Topographic relationship of face- and body part–selective areas. A: flattened cortical surfaces of monkeys M1 through M3 depicting the relative spatial locations of face and body part ROIs. ROIs are color-coded according to their preferred category. Faces > objects = red, body parts > objects = yellow, overlapping areas = green. B: mean signal changes from face ROI AL, which has been redefined to exclude any overlapping regions. C: flattened cortical surfaces of the right hemispheres of 3 representative human subjects (S1–S3) also depicting the relative spatial locations of face and body part ROIs.
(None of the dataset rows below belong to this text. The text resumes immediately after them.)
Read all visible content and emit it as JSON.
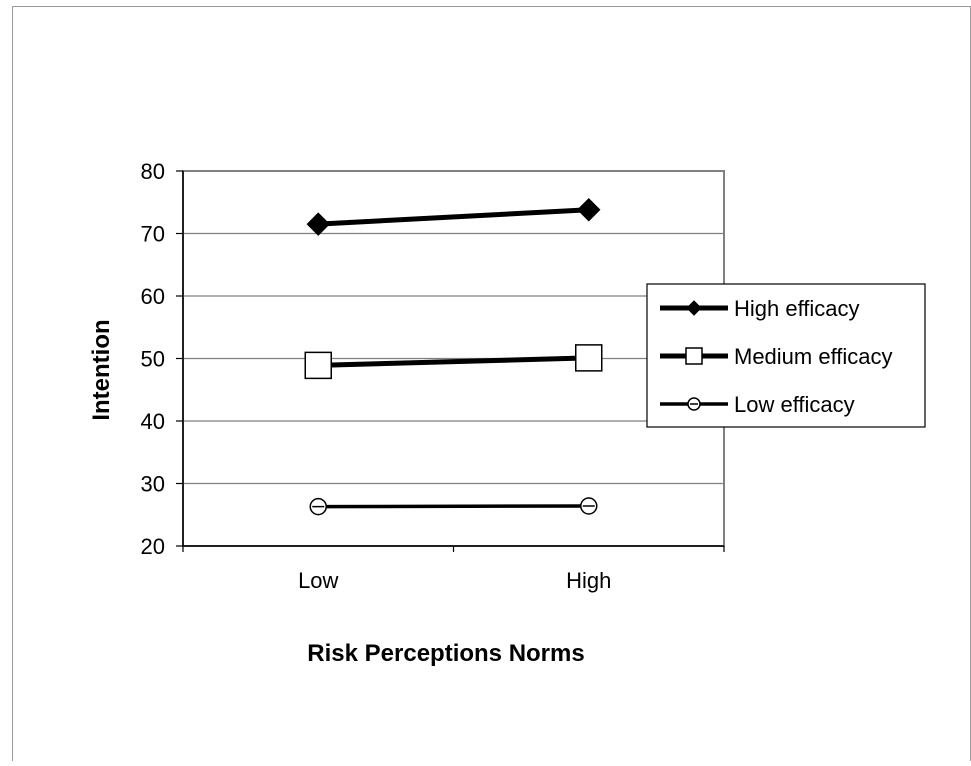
{
  "chart_data": {
    "type": "line",
    "title": "",
    "xlabel": "Risk Perceptions Norms",
    "ylabel": "Intention",
    "categories": [
      "Low",
      "High"
    ],
    "ylim": [
      20,
      80
    ],
    "yticks": [
      20,
      30,
      40,
      50,
      60,
      70,
      80
    ],
    "grid": true,
    "legend_position": "right",
    "series": [
      {
        "name": "High efficacy",
        "values": [
          71.5,
          73.8
        ],
        "marker": "diamond-filled",
        "line_width": "thick"
      },
      {
        "name": "Medium efficacy",
        "values": [
          48.9,
          50.1
        ],
        "marker": "square-open",
        "line_width": "thick"
      },
      {
        "name": "Low efficacy",
        "values": [
          26.3,
          26.4
        ],
        "marker": "circle-open",
        "line_width": "medium"
      }
    ],
    "colors": {
      "line": "#000000",
      "grid": "#808080",
      "frame": "#808080",
      "background": "#ffffff"
    }
  }
}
See Figs. 2 through 5 for further details.

FIG. 7.

Mean signal change of face-selective areas during the presentation of upright and inverted faces. A: comparison for monkey face ROIs to upright monkey faces, inverted monkey faces, and objects. B: similar comparison for human face ROIs, using human face stimuli. Vertical error bars denote SE. Abbreviations above each bar denote significant differences (P < 0.05) between conditions with matched paired t-test. See Figs. 2 and 3 for further details.